Unutursak tekrarlanır
Pandemi bittikten sonra “dert bitti, kavga bitti” gibi, hırs biterse yine bir önceki döneme dönebiliriz. Bu çerçevede bilim insanlarına çok görev düşüyor. Bilim insanlarının talepkâr olması lazım. Umarım vatandaşların bir kısmı da bilim konusunda bilinçlenmiştir. Salgın bilincinin üç beş sene etkisi olur ama daha sonra acil ve yakıcı bir sorun ya da gündem olmazsa unutulur.

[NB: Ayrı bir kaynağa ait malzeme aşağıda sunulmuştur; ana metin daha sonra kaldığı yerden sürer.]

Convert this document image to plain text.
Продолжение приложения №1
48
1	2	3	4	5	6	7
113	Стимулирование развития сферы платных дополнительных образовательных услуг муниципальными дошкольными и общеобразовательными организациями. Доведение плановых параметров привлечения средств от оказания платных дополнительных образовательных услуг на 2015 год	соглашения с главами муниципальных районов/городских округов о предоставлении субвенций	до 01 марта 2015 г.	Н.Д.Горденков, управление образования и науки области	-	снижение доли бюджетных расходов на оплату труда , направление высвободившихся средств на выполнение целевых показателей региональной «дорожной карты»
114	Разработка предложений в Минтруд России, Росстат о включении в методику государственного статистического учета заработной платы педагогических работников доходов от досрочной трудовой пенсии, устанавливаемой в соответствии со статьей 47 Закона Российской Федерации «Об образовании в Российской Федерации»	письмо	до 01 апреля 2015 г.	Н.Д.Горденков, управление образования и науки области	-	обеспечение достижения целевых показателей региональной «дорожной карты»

Prof. Dr. Önder Ergönül kimdir?
1989’da Hacettepe Üniversitesi Tıp Fakültesi’nden mezun oldu. 1996’da Ankara Üniversitesi Tıp Fakültesi İnfeksiyon Hastalıkları ve Klinik Mikrobiyoloji Anabilim Dalı’nda ihtisasını tamamladı. 2003 yılında Harvard Üniversitesi Halk Sağlığı Okulu’nda sayısal analizler alanında halk sağlığı yüksek lisans derecesi (MPH) aldı. 2000-2002 yılları arasında Utah Üniversitesi İnfeksiyon Hastalıkları ve Klinik Epidemiyoloji bölümünde araştırmacı olarak çalıştı. 2003-2006 yılları arasında Ankara Numune Eğitim ve Araştırma Hastanesi İnfeksiyon Hastalıkları Kliniği’nde ve 2006-2010 yılları arasında Marmara Üniversitesi Tıp Fakültesi, İnfeksiyon Hastalıkları ve Klinik Mikrobiyoloji Anabilim Dalı’nda çalıştı. 2011 yılından bu yana Koç Üniversitesi Tıp Fakültesi’nde çalışmaktadır. Bilim Akademisi üyesidir. Türk Klinik Mikrobiyoloji ve İnfeksiyon Hastalıkları Derneği’nde (KLİMİK) 2009-2011 döneminde Denetleme Kurulu üyesi, 2011-2013 döneminde genel sekreter, 2013-2017 döneminde başkanlık yaptı. Koç Üniversitesi İş Bankası Enfeksiyon Hastalıkları Araştırma Merkezi (KUISCID) Direktörü olarak görevine devam ediyor.